Dezenove - Assassina
A pequena Brianna não tinha idéia de como agir naquela situação. Ela sabia um segredo terrível de Póla e Jeaic, mas não tinha com quem compartilhar, a menos que, tinha certeza, causasse uma briga enorme. Ponderou a noite inteira se deveria ou não contar para Owen. Ele era seu amigo. Mais ainda, era seu irmão agora. Mas se contasse a ele, ele com certeza sofreria, e contaria ao pai, e tudo acabaria em tragédia.

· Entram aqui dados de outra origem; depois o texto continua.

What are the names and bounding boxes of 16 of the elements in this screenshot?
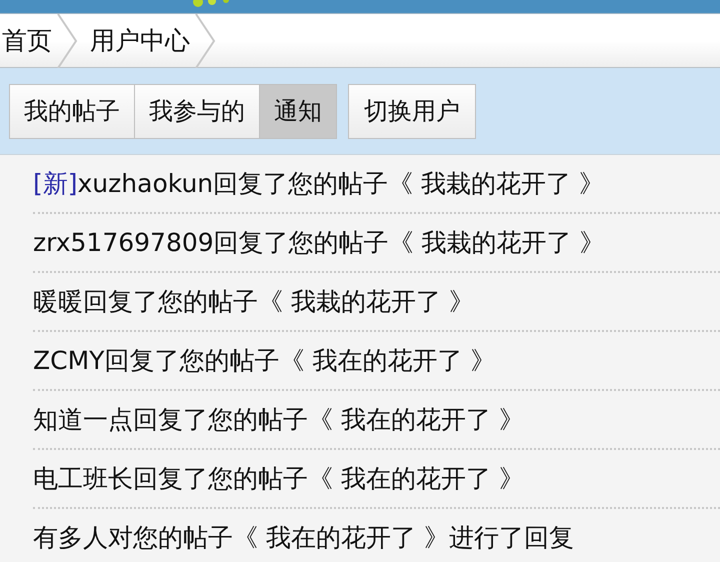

Por mais que fosse inocente, Brianna aprendera que os adultos não suportam traições. Sua mãe costumava lhe dizer que um homem e uma mulher quando se amam devem ficar apenas um com o outro, e se um deles ficar com outra pessoa, significa que já não há mais amor na relação.
— O que acontece então, mãe? — perguntara quando tiveram essa conversa.
— Se a pessoa traída descobre a traição, pode tomar atitudes violentas — Aisling respondera com ternura, mas seriamente. — Traição é algo sério, filha.
Brianna não conseguia imaginar o bondoso Liam tomando qualquer atitude violenta, mas mesmo assim, não queria que ele sofresse, o que com certeza aconteceria. Mas seria certo ser cúmplice daquela traição? Mesmo gostando tanto de Jeaic e de Póla, deveria fingir que não vira nada?
De qualquer maneira, Brianna não sabia mais como encarar Póla. Nas vezes que se cruzaram, a menina baixou a cabeça e na hora do jantar, manteve a mesma atitude. Póla estranhou:
— O que houve, menina?
Brianna levou um susto com a pergunta, e isso aumentou a desconfiança de Póla.
— Nada.
— Por que não me olha nos olhos? Até parece que está com medo de mim...
— Não senhora — apenas balançou a cabeça levemente.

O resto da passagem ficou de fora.